I’m going to keep it brief today. Not as brief as yesterday. That was pretty brief indeed. I’d be surprised if you even caught it.
Today I’d like to talk about flowers. Flowers and negotiation.
When we go on walks these days, we come back with a harvest. You can see two days haul in the picture, you’ll find somewhere in the vicinity of this sentence. The market forces in a typical walk work thusly: Abigail is working to make sure she gets as many flowers as possible, and I am working to limit this number as much as I can. Here’s an example of how our conversations might go.
“I want another flower.” (Really, it’s more “a-nudder flower.”)
“You already have three flowers, honey.”
“I need that flower. Over there.” (Actually, you can pretty much swap all the ths for dds, if you’re looking to create an authentic sounding experience in your mind.)
“Alright, you can have ONE of those flowers.”

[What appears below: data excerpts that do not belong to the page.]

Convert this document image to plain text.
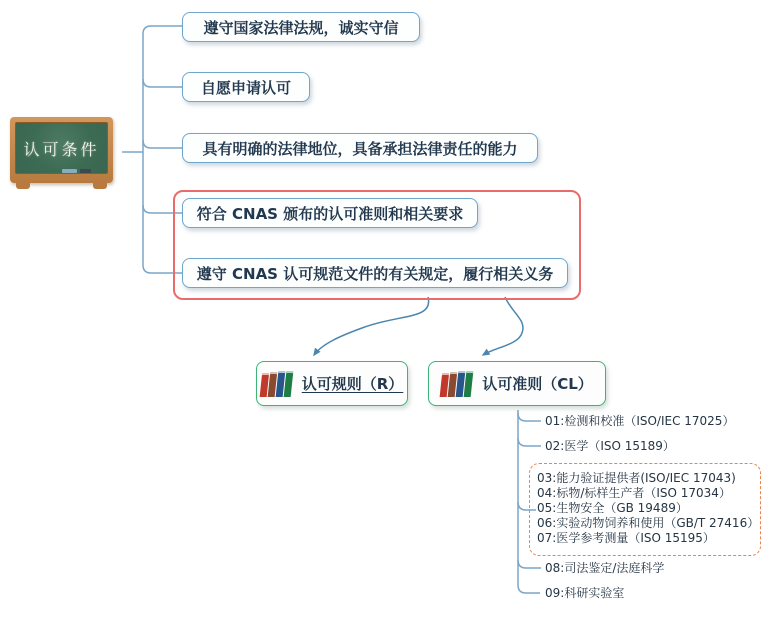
认可条件
遵守国家法律法规，诚实守信
自愿申请认可
具有明确的法律地位，具备承担法律责任的能力
符合 CNAS 颁布的认可准则和相关要求
遵守 CNAS 认可规范文件的有关规定，履行相关义务
认可规则（R）	认可准则（CL）
01:检测和校准（ISO/IEC 17025）
02:医学（ISO 15189）
03:能力验证提供者(ISO/IEC 17043)
04:标物/标样生产者（ISO 17034）
05:生物安全（GB 19489）
06:实验动物饲养和使用（GB/T 27416）
07:医学参考测量（ISO 15195）
08:司法鉴定/法庭科学
09:科研实验室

“I need another two flowers.”
As you can see, without parental controls, we’d go through a period of rapid floral inflation. Plus, when we get back, she immediately announces, “I want to put them in water. Fresh water.” So we’d be out of bowls, too.
On a tangential note, related only by the Abigail, here is a picture of Maggie with a band-aid on her head. These take off more fur than you’d expect.
“These take off more fur than you’d expect.” That made me laugh. A lot.
Surely you are actually contributing to inflation — or at least keeping rampant deflation in check — by regulating supply?
Commie!
The inflation I’m looking to regulate is the volume of decaying flowers in my kitchen. Although I’m also keeping the local population of flora from deflating, so there’s that.